Once a year we will contact you and ask you to complete a questionnaire to let us know how you are getting on. There will be no further appointments to attend. We expect the trial to last between 3-6 years.

What will be different to the treatment or care I would normally receive?

If you are randomised to carry on as usual then there will be no difference to your normal care. If you are randomised to take a low-dose aspirin tablet once a day, this will be prescribed along with your usual medication.

Are there any possible side effects?

If you are asked to take aspirin, the most common side effects are indigestion and irritation of the stomach. Your GP may prescribe an additional medication to reduce it if necessary.

The most important side effect is bleeding, particularly from the stomach or intestine. Previous studies in people with CKD have shown that treatment with aspirin to help prevent heart disease may result in one extra serious bleeding episode per 500 people treated each year.

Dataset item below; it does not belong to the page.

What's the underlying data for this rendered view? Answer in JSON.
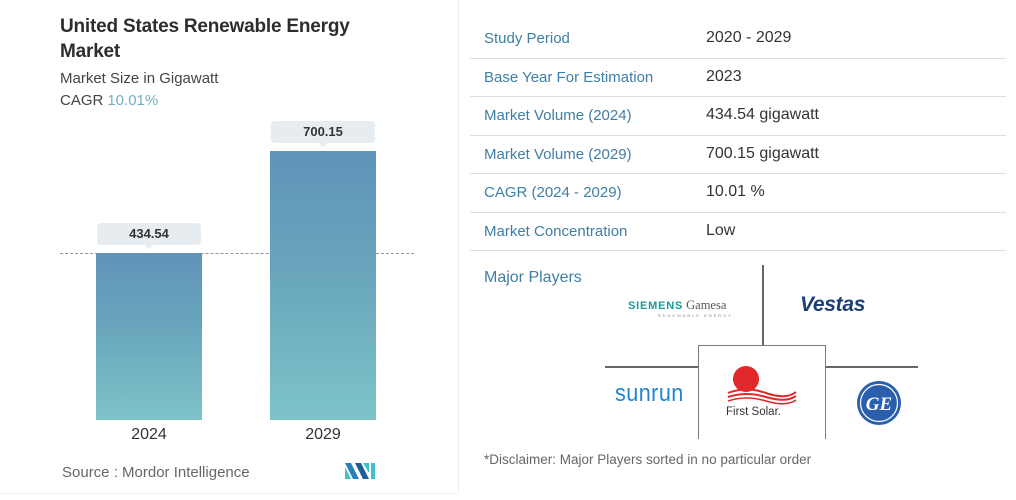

The most serious possible side-effect is bleeding into the brain.  This is rare, with 1-2 additional bleeds for every 10,000 people in the general population taking aspirin to prevent heart disease.

Some people may experience increased bruising.

The research nurse will be able to discuss this with you at the screening visit if you have any concerns.

Who can I talk to if I have any questions, concerns or problems?

The phone number of your local trial office is printed on the Patient Information Sheet and they will be happy to answer any questions you have about the trial.

If you have a complaint about any aspect of the trial, you can raise this through the NHS complaints procedure. Details can be obtained from your GP or local PALS (Patient Advice and Liaison Service).

Will I receive any payment for my time/travel expenses?

Participation in the trial is voluntary and you will not be paid for taking part, but we will reimburse you if you have to pay prescriptions charges for the trial medications.

What happens if I change my address or GP practice?

Please let your Regional Centre know if you change your address or GP practice. Their contact details can be found on the patient card that you were given at the consent visit or on the Participant Information Sheet.